I have yet to see a language or format that didn’t struggle with strings at some point. I think you’re completely right that you don’t want to go down the rabbit hole with escaping/special chars etc. All languages have compromises, markup languages included. But this should be good for it’s intended problem space I think, without having perfect string handling.

1 Like

I’ve just released v0.3.0 (although having problems publishing to gyro), which adds support for parsing into a comptime zig type, such as structs/unions.
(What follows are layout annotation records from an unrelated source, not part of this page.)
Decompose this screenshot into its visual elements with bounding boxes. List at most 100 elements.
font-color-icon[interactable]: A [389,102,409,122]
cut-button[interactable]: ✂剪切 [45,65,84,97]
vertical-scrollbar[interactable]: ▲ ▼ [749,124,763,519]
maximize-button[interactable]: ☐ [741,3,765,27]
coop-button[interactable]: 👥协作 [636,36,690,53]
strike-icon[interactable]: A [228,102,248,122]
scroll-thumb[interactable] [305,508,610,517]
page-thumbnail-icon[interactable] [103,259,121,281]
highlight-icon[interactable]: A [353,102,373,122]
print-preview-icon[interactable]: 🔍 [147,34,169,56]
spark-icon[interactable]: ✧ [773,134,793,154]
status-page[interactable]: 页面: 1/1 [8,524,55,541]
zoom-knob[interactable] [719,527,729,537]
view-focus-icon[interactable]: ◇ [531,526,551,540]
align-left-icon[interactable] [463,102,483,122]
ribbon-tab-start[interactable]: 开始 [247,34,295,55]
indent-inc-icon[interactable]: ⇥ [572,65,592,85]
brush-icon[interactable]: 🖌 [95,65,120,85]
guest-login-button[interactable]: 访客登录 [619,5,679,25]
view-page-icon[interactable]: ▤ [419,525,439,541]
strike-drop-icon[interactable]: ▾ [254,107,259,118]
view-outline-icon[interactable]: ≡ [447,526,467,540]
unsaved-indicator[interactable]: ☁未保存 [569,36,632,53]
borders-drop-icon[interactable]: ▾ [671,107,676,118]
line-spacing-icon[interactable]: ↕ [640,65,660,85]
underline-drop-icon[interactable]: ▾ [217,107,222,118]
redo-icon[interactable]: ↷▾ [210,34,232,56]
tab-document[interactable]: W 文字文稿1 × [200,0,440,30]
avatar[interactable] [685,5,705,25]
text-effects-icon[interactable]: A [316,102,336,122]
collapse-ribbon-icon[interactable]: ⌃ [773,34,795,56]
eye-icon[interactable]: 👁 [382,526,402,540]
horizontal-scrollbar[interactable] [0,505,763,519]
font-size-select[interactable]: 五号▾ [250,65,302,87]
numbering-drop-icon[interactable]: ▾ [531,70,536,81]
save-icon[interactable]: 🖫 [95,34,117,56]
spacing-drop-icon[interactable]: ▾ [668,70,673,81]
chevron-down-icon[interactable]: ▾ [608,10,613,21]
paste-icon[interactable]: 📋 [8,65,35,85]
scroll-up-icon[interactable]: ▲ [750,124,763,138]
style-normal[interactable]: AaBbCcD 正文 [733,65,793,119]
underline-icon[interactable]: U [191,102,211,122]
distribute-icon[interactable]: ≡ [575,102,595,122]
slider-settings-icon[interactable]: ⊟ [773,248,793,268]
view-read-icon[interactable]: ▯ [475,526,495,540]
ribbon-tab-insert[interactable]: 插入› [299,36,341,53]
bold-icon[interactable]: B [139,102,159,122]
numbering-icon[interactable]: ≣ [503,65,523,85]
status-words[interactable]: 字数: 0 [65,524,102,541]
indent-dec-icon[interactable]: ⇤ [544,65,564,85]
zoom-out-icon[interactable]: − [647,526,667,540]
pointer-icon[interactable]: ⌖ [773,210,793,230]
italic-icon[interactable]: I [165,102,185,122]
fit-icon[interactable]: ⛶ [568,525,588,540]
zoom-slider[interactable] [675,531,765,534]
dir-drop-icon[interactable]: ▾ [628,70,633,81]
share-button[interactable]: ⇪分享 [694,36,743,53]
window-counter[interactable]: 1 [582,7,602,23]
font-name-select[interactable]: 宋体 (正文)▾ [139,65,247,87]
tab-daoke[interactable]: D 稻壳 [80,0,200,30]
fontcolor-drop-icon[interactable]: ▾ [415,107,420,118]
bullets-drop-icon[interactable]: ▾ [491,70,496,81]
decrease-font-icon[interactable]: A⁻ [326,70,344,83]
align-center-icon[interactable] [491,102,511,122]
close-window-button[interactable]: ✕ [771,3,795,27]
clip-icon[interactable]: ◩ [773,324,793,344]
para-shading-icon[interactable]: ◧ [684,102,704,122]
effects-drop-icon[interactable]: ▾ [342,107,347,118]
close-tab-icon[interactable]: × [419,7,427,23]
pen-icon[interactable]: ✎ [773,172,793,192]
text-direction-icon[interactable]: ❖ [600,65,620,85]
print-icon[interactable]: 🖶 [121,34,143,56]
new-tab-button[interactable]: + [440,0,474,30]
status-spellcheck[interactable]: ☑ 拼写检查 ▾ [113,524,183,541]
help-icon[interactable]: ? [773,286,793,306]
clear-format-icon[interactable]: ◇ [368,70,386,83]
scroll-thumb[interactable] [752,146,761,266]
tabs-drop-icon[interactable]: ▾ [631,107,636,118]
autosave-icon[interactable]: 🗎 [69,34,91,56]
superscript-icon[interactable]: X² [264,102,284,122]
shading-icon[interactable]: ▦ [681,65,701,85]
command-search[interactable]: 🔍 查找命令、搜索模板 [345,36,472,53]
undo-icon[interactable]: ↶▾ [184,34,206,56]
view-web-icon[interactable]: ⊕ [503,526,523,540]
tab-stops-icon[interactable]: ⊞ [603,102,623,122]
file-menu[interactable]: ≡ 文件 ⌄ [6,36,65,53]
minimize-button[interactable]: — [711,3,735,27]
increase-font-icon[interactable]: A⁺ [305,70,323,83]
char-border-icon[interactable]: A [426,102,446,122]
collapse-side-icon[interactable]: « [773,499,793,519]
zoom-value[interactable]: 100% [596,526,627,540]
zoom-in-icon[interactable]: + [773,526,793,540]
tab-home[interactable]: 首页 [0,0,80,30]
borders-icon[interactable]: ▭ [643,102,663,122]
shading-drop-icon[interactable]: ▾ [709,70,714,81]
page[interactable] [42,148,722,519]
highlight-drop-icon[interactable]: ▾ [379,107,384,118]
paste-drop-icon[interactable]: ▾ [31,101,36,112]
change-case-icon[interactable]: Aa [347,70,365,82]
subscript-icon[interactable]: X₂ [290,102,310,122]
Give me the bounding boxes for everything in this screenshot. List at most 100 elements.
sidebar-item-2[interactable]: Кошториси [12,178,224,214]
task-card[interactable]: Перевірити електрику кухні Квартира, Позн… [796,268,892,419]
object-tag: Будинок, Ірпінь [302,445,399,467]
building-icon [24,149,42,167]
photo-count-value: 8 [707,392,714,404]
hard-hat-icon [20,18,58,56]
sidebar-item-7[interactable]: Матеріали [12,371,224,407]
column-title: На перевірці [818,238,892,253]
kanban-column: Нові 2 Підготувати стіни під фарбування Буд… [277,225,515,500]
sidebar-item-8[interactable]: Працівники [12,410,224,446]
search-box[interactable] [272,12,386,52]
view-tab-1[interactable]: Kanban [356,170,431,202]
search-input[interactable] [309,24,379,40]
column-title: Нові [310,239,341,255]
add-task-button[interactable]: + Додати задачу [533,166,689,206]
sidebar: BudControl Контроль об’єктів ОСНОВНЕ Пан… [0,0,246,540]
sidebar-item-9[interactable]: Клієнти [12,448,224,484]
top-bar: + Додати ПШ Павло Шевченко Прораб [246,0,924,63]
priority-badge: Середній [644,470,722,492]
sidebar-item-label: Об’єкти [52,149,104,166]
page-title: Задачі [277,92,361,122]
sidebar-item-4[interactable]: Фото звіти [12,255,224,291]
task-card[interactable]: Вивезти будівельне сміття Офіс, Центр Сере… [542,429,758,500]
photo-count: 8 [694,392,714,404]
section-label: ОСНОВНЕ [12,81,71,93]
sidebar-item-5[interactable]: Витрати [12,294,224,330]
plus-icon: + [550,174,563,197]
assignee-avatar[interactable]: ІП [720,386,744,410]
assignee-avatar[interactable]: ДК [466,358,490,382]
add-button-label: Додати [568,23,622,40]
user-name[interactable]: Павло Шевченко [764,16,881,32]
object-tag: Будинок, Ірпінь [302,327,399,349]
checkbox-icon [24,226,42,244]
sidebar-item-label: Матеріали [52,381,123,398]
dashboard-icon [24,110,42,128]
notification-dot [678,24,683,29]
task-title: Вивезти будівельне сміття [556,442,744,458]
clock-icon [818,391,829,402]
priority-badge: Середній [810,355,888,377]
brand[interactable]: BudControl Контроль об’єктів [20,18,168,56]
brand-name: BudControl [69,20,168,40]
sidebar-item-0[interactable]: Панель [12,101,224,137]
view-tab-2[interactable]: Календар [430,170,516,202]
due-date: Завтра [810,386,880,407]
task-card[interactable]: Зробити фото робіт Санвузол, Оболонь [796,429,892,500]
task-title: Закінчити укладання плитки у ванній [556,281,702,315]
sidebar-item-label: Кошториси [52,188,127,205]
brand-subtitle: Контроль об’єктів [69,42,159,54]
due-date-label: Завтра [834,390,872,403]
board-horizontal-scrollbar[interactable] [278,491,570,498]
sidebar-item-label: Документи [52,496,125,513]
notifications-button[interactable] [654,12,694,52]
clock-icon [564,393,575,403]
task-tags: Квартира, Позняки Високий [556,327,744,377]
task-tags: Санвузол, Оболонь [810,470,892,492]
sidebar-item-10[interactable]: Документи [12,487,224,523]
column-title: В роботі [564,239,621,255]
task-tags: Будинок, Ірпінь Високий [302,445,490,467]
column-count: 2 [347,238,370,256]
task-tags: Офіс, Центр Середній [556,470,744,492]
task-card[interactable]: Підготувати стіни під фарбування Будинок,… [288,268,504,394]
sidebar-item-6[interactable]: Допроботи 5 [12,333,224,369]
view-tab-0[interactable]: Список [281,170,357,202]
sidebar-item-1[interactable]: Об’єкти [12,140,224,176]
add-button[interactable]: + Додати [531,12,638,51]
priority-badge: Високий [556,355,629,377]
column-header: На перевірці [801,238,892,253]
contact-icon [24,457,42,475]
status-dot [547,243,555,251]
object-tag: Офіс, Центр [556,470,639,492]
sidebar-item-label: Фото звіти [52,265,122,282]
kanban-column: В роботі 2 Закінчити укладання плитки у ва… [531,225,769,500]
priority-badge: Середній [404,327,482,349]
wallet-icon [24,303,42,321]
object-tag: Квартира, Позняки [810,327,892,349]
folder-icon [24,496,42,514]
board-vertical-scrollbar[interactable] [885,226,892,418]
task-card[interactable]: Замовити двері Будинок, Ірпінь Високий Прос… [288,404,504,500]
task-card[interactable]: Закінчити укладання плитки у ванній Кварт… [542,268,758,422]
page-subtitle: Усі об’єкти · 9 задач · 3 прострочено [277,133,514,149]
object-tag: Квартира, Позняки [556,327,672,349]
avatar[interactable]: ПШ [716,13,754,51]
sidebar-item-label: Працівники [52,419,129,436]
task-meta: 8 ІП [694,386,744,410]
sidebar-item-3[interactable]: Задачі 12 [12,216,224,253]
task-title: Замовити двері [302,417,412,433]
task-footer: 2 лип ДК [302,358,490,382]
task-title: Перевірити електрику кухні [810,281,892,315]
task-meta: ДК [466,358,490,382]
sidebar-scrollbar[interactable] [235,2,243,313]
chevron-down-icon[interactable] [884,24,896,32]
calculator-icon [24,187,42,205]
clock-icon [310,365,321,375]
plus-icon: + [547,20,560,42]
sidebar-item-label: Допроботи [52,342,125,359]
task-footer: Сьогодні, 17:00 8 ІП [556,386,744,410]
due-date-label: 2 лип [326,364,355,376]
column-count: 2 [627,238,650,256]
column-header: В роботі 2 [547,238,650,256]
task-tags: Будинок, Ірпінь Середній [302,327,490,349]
This should allow the use-case above of parsing into something like the following union, based on element types.

union(enum) {
    bar: u8,
    baz, // no value
};

Any feedback welcome.

2 Likes

Oh, I also created a zig-master branch, which has the tests running daily against a nightly Zig build via GitHub actions. It’s currently failing the new Zig AST check performed during stage1. This is due to a single error in the zig-clap dependency, but this should be quite easy to fix upstream, if anyone’s particularly driven to do so :slight_smile:

1 Like

How do I replicate this? I’m on branch zig-master, with zig compiler dated 2021-06-23. Running zig build test results in 93 passes, 2 skips and 0 fails.

The pull request got merged a few hours ago, make sure it is the NEWEST.

I seem to be having some trouble with parseTyped.

const Kind = union(enum) {
    color: []const u8,
    plain,
};
pub fn main() !void {
    var p = nestedtext.Parser.init(allocator, .{});
    const plain_kind = try p.parseTyped(Kind, "> null");
    std.debug.print("{s}\n", .{plain_kind});
}
zig build run
Kind{ .color = { 110, 117, 108, 108 } }

I might very well be doing something incorrect, but it seems to always return .color instead of .plain.

Ah, I see the problem - any value can be parsed into a string, so you’re just getting ‘null’ as a string (since the ‘color’ field comes before the ‘plain’ field). As a workaround you can move ‘plain’ above ‘color’ in the union. Perhaps this should just be the recommended solution… I’ve created Typed parsing should prefer non-string types? · Issue #18 · LewisGaul/zig-nestedtext · GitHub for this. Thoughts?

Note I’ve just pushed a fix for a bug this uncovered in parseTypedFree() (to main and zig-master branches).

Sorry - this typed parsing stuff is a bit rough-and-ready at this point, thanks for giving it a try and letting me know about any issues!

It’s fine. If I can help by testing it’s still help, right? I’ll pull your changes and check again.

Ok, so putting plain on top works. Thanks for the workaround.

Any plans on goind the other direction? IE from Zig struct to NestedText. Just curious, but this is already looking good.